The implication is hard to miss

Most of your response is very measured (though I do not entirely agree). But I do not understand that line. it seems to be built on a pack of assumptions, assumptions that are hardly justified if you know how legislation comes about and knew the OTHER news in the papers at the time of the cartoon.

The monkey was included in the cartoon because of the concurrent news piece about the police shooting of... a monkey! The political cartoon examples you cite were clearly directed at groups of people; the same is not evident here, where the original story involved an actual monkey! (double entendre is theoretically possible, but ought not simply to be assumed).

The main basis for the image in this cartoon is an old but still living notion - NOT of people of this or that ethnic or racial group as sub-human, but of the (in)ability of monkeys to write something intelligible (as in the claims about 1,000 monkeys over a long period of time typing, by accident, the works of Shakespeare). I have no idea whether someone, at some point, used that specific trope for racial purposes (I suspect someone has), but there is no grounds to see it in the current incident.

Does it not rather undercut the case when you have to go to the 19th century for illustrations? Why should we connect the cartoon with old unfamiliar images instead of with clearer ones that are still in use, and that perfectly suit the point the cartoonist was making about the quality of a piece of legislation

Perhaps not as central, but still relevant, the insinuation that the cartoonist intends specifically to portray the President, assumes that he thinks the President wrote the legislation. But legislation ordinarily is written by Congressmen (with a lot of work by staffers), and that was the case this time too. (Sure, the cartoonist might possibly think otherwise, but to simply assume he thought thus is not justified.) The cartoon makes perfectly good sense as NOT directed at an individual.

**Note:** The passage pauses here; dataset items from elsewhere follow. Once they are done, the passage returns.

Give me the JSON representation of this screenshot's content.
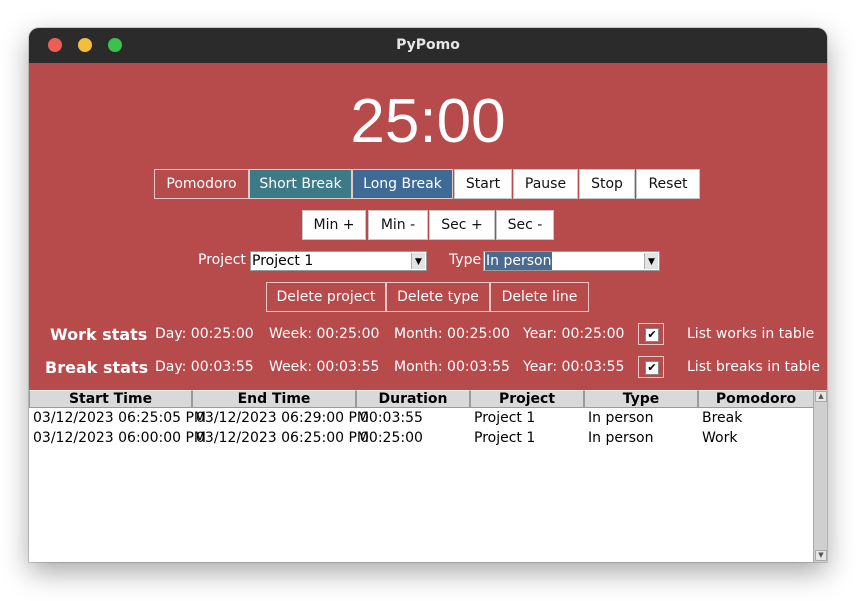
{
  "window": {
    "title": "PyPomo"
  },
  "timer": {
    "display": "25:00"
  },
  "mode_buttons": {
    "pomodoro": "Pomodoro",
    "short_break": "Short Break",
    "long_break": "Long Break"
  },
  "control_buttons": {
    "start": "Start",
    "pause": "Pause",
    "stop": "Stop",
    "reset": "Reset"
  },
  "adjust_buttons": {
    "min_plus": "Min +",
    "min_minus": "Min -",
    "sec_plus": "Sec +",
    "sec_minus": "Sec -"
  },
  "project": {
    "label": "Project",
    "value": "Project 1"
  },
  "type": {
    "label": "Type",
    "value": "In person"
  },
  "delete_buttons": {
    "project": "Delete project",
    "type": "Delete type",
    "line": "Delete line"
  },
  "work_stats": {
    "label": "Work stats",
    "day": "Day: 00:25:00",
    "week": "Week: 00:25:00",
    "month": "Month: 00:25:00",
    "year": "Year: 00:25:00",
    "checkbox_label": "List works in table",
    "checked": true
  },
  "break_stats": {
    "label": "Break stats",
    "day": "Day: 00:03:55",
    "week": "Week: 00:03:55",
    "month": "Month: 00:03:55",
    "year": "Year: 00:03:55",
    "checkbox_label": "List breaks in table",
    "checked": true
  },
  "table": {
    "headers": [
      "Start Time",
      "End Time",
      "Duration",
      "Project",
      "Type",
      "Pomodoro"
    ],
    "rows": [
      [
        "03/12/2023 06:25:05 PM",
        "03/12/2023 06:29:00 PM",
        "00:03:55",
        "Project 1",
        "In person",
        "Break"
      ],
      [
        "03/12/2023 06:00:00 PM",
        "03/12/2023 06:25:00 PM",
        "00:25:00",
        "Project 1",
        "In person",
        "Work"
      ]
    ]
  },
  "colors": {
    "background": "#b74a4b",
    "titlebar": "#2b2b2b",
    "short_break": "#3c7a87",
    "long_break": "#3e6b96"
  },
  "icons": {
    "checkmark": "checkmark-icon",
    "dropdown": "chevron-down-icon",
    "scroll_up": "arrow-up-icon",
    "scroll_down": "arrow-down-icon"
  }
}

God help us if every time something like this happens, pundits & bloggers start raising charges of "racism".

Oh, I see now it's already happened again... and again...

Someone (a Democrat, if I understand correctly!) made a cartoon with the President made up like the Joker... That surely must be. . . oh wait, precisely the same was done with his predecessor. So what do we call THAT?

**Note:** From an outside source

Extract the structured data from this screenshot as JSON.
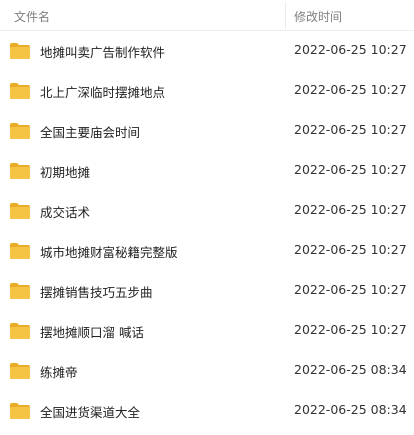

Then there was the "witch doctor" cartoon, again read as racist. Yet the image is a familiar one (used before) NOT to make a racial comment, but to criticize what the President is 'prescribing' as regards healthcare. (Agree or not, it's perfectly legitimate, and not racist, to express such a view.) In the context of a healthcare debate, why should use of that image be so surprising?

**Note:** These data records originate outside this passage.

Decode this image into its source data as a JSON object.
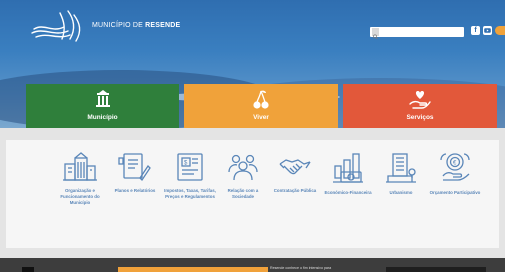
{
  "header": {
    "brand_prefix": "MUNICÍPIO DE ",
    "brand_name": "RESENDE",
    "search_placeholder": "",
    "social_icons": [
      "facebook-icon",
      "youtube-icon",
      "accessibility-icon"
    ]
  },
  "tiles": [
    {
      "label": "Município",
      "icon": "monument-icon",
      "color": "#2f7f3b"
    },
    {
      "label": "Viver",
      "icon": "cherries-icon",
      "color": "#f0a23a"
    },
    {
      "label": "Serviços",
      "icon": "hand-heart-icon",
      "color": "#e2583a"
    }
  ],
  "services": [
    {
      "label": "Organização e Funcionamento do Município",
      "icon": "building-icon"
    },
    {
      "label": "Planos e Relatórios",
      "icon": "document-pencil-icon"
    },
    {
      "label": "Impostos, Taxas, Tarifas, Preços e Regulamentos",
      "icon": "invoice-icon"
    },
    {
      "label": "Relação com a Sociedade",
      "icon": "people-icon"
    },
    {
      "label": "Contratação Pública",
      "icon": "handshake-icon"
    },
    {
      "label": "Económico-Financeira",
      "icon": "finance-chart-icon"
    },
    {
      "label": "Urbanismo",
      "icon": "urban-building-icon"
    },
    {
      "label": "Orçamento Participativo",
      "icon": "participatory-budget-icon"
    }
  ],
  "footer_strip": {
    "snippet": "Resende conhece o fim intensivo para"
  },
  "colors": {
    "hero_blue": "#2f6eb0",
    "service_blue": "#5a86b8",
    "panel_bg": "#f6f6f6"
  }
}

It truly does seem that there is a current determined to perceive and charge racism for almost ANY criticism of the current President, even though precisely the same sort of language, imagery, etc. and much worse, was considered perfectly permissible when directed at his predecessors, esp. the one just preceding him.

I don't like or agree with all of these (no matter who they are directed at), but for pity's sake, let's stop these nonsensical charges.

(Written as I watch the embarrassing spectacle of a former President trying to tar as many Republicans as possible as primarily motivated by racism when opposing Obama's policies.)